MV-ERM enables potential applications to understand multiomics
including genomics, transcriptomics, and epigenomics, in an aim to
discover the functional and mechanistic interpretations across omics.
Based on MV-ERM, we have developed the following methods:
ManiNetCluster, Varmole and ECMarker.



(1) ManiNetCluster (Nguyen, et al., BMC Genomics, 2019) is a manifold
learning method which simultaneously aligns and clusters gene networks
(e.g., co-expression) to systematically reveal the links of genomic
function between different phenotypes. Specifically, ManiNetCluster
employs manifold alignment to uncover and match local and non-linear
structures among networks, and identifies cross-network functional
links. We demonstrated that ManiNetCluster better aligns the
orthologous genes from their developmental expression profiles across
model organisms than state-of-the-art methods. This indicates the
potential non-linear interactions of evolutionarily conserved genes
across species in development. Furthermore, we applied ManiNetCluster
to time series transcriptome data measured in the green alga
Chlamydomonas reinhardtii to discover the genomic functions linking
various metabolic processes between the light and dark periods of a
diurnally cycling culture;



(2) Varmole (Nguyen, et al., Bioinformatics, 2020) is an interpretable
deep learning method that simultaneously reveals genomic functions and
mechanisms while predicting phenotype from genotype.
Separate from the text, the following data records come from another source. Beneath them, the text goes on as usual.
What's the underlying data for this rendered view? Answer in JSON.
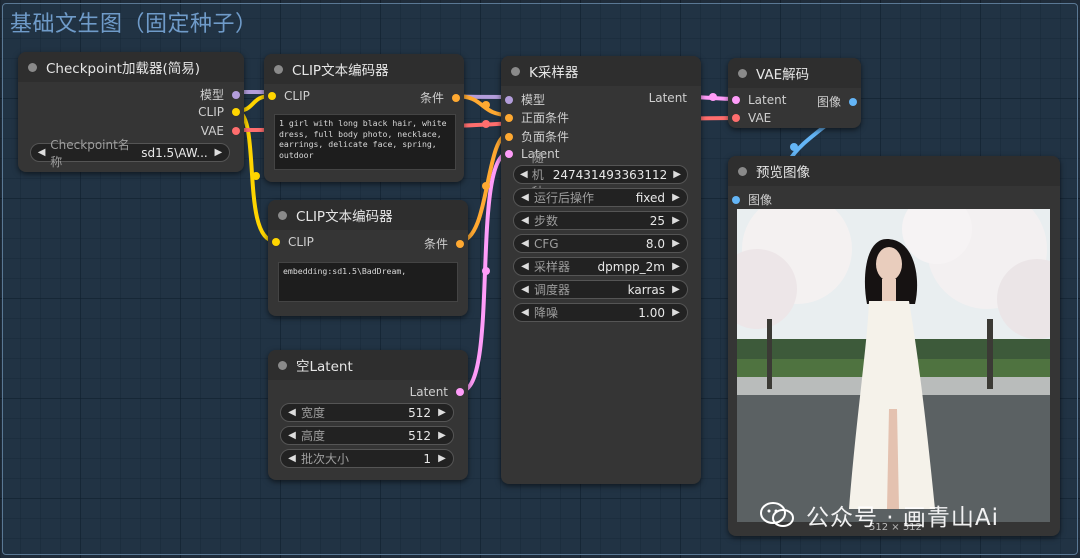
{
  "group": {
    "title": "基础文生图（固定种子）"
  },
  "checkpoint": {
    "title": "Checkpoint加载器(简易)",
    "outputs": [
      "模型",
      "CLIP",
      "VAE"
    ],
    "widget_label": "Checkpoint名称",
    "widget_value": "sd1.5\\AW..."
  },
  "clip_pos": {
    "title": "CLIP文本编码器",
    "input": "CLIP",
    "output": "条件",
    "text": "1 girl with long black hair, white dress, full body photo, necklace, earrings, delicate face, spring, outdoor"
  },
  "clip_neg": {
    "title": "CLIP文本编码器",
    "input": "CLIP",
    "output": "条件",
    "text": "embedding:sd1.5\\BadDream,"
  },
  "empty_latent": {
    "title": "空Latent",
    "output": "Latent",
    "widgets": [
      {
        "label": "宽度",
        "value": "512"
      },
      {
        "label": "高度",
        "value": "512"
      },
      {
        "label": "批次大小",
        "value": "1"
      }
    ]
  },
  "ksampler": {
    "title": "K采样器",
    "inputs": [
      "模型",
      "正面条件",
      "负面条件",
      "Latent"
    ],
    "output": "Latent",
    "widgets": [
      {
        "label": "随机种",
        "value": "247431493363112"
      },
      {
        "label": "运行后操作",
        "value": "fixed"
      },
      {
        "label": "步数",
        "value": "25"
      },
      {
        "label": "CFG",
        "value": "8.0"
      },
      {
        "label": "采样器",
        "value": "dpmpp_2m"
      },
      {
        "label": "调度器",
        "value": "karras"
      },
      {
        "label": "降噪",
        "value": "1.00"
      }
    ]
  },
  "vae_decode": {
    "title": "VAE解码",
    "inputs": [
      "Latent",
      "VAE"
    ],
    "output": "图像"
  },
  "preview": {
    "title": "预览图像",
    "input": "图像",
    "size_label": "512 × 512"
  },
  "watermark": {
    "text": "公众号 · 画青山Ai"
  },
  "colors": {
    "model": "#b39ddb",
    "clip": "#ffd500",
    "vae": "#ff6e6e",
    "conditioning": "#ffa931",
    "latent": "#ff9cf9",
    "image": "#64b5f6"
  }
}
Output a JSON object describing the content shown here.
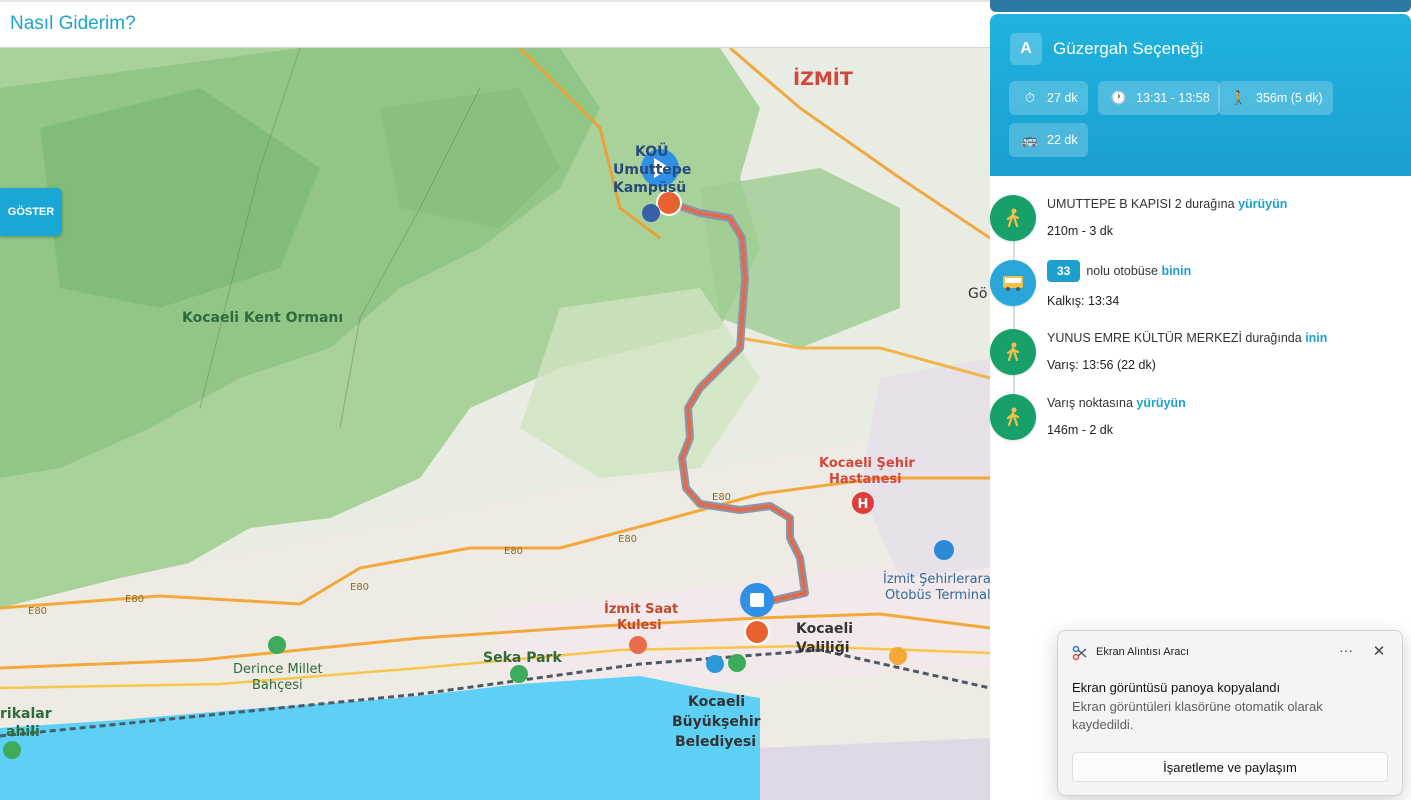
{
  "header": {
    "title": "Nasıl Giderim?"
  },
  "map": {
    "show_button_label": "GÖSTER",
    "labels": {
      "city": "İZMİT",
      "campus_line1": "KOÜ",
      "campus_line2": "Umuttepe",
      "campus_line3": "Kampüsü",
      "forest": "Kocaeli Kent Ormanı",
      "hospital_line1": "Kocaeli Şehir",
      "hospital_line2": "Hastanesi",
      "bus_terminal_line1": "İzmit Şehirlerarası",
      "bus_terminal_line2": "Otobüs Terminali",
      "clock_line1": "İzmit Saat",
      "clock_line2": "Kulesi",
      "governor_line1": "Kocaeli",
      "governor_line2": "Valiliği",
      "park": "Seka Park",
      "derince_line1": "Derince Millet",
      "derince_line2": "Bahçesi",
      "municipality_line1": "Kocaeli",
      "municipality_line2": "Büyükşehir",
      "municipality_line3": "Belediyesi",
      "shore_line1": "rikalar",
      "shore_line2": "ahili",
      "go_partial": "Gö",
      "road_e80": "E80"
    }
  },
  "route": {
    "letter": "A",
    "title": "Güzergah Seçeneği",
    "chips": [
      {
        "icon": "stopwatch-icon",
        "text": "27 dk"
      },
      {
        "icon": "clock-icon",
        "text": "13:31 - 13:58"
      },
      {
        "icon": "walk-icon",
        "text": "356m (5 dk)"
      },
      {
        "icon": "bus-icon",
        "text": "22 dk"
      }
    ]
  },
  "steps": [
    {
      "type": "walk",
      "text": "UMUTTEPE B KAPISI 2 durağına",
      "keyword": "yürüyün",
      "detail": "210m - 3 dk"
    },
    {
      "type": "bus",
      "badge": "33",
      "text": "nolu otobüse",
      "keyword": "binin",
      "detail": "Kalkış: 13:34"
    },
    {
      "type": "walk",
      "text": "YUNUS EMRE KÜLTÜR MERKEZİ durağında",
      "keyword": "inin",
      "detail": "Varış: 13:56 (22 dk)"
    },
    {
      "type": "walk",
      "text": "Varış noktasına",
      "keyword": "yürüyün",
      "detail": "146m - 2 dk"
    }
  ],
  "toast": {
    "app_name": "Ekran Alıntısı Aracı",
    "more": "···",
    "close": "✕",
    "title": "Ekran görüntüsü panoya kopyalandı",
    "body": "Ekran görüntüleri klasörüne otomatik olarak kaydedildi.",
    "action": "İşaretleme ve paylaşım"
  },
  "colors": {
    "accent": "#1da4cf",
    "walk": "#17a06a",
    "bus": "#2aa7d8",
    "route_line": "#e8674a",
    "sea": "#5fd0f5"
  }
}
In particular,
Varmole embeds multi-omic networks into a deep neural network
architecture and prioritizes variants, genes and regulatory linkages
via biological drop-connect without needing prior feature selections.
With an application to schizophonia, we demonstrate that Varmole
provides an effective alternative for recent statistical methods that
associate functional omic data (e.g. gene expression) with genotype
and phenotype and that link variants to individual genes in population
studies such as genome-wide association study;



(3) ECMarker (Jin*, Nguyen*, et al., Bioinformatics, 2020) is an
interpretable and scalable machine learning model that predicts gene
expression biomarkers for disease phenotypes and simultaneously
reveals underlying regulatory mechanisms. Particularly, ECMarker is
built on the integration of semi- and discriminative- restricted
Boltzmann machines, a neural network model for classification allowing
lateral connections at the input gene layer. With application to the
gene expression data of non-small cell lung cancer (NSCLC) patients,
we found that ECMarker not only achieved a relatively high accuracy
for predicting cancer stages but also identified the biomarker genes
and gene networks implying the regulatory mechanisms in lung cancer
development.



Finally, we propose a novel multiview learning method, Malignomics, to
predict phenotypes from heterogeneous multi-omic features. Malignomics
will first align multi-omic features by deep manifold alignment onto a
common latent space, better predicting nonlinear relationships across
omics. This deep alignment aims to preserve both global consistency
and local smoothness across omics and reveal higher-order nonlinear
interactions (i.e., manifolds) among cross-omic features. Second, it
uses these manifold structures to regularize the classifiers for
predicting phenotypes. This manifold-regularization allows
highlighting cross-omic feature manifolds and prioritizing the
features and interactions for the phenotypes. The prioritized
multi-omic features will further reveal underlying phenotypic
functions and mechanisms and thus enhance the biological
interpretation of Malignomics. We will apply Malignomics to
multi-omics data in neuropsychiatric disorders, and prioritize gene
regulatory networks linking risk variants, regulatory elements, and
genes for the disorders. We will also compare Malignomics with the
state-of-the-arts, and investigate how the manifold regulation will
potentially improve understanding of multi-omics functions and
predicting diseases.



Place:  https://stonybrook.zoom.us/j/99167126152?pwd=TFpEYzM0aFhiOFJxSFJEb1JSS3YyQT09  

Time: 3 PM EST - Dec, 16th, 2020 

Abstract: 

Shadows provide useful cues to analyze visual scenes but also hamper many computer vision algorithms such as image segmentation, object detection, or tracking. For those reasons, shadow detection and shadow removal have been well-studied in computer vision.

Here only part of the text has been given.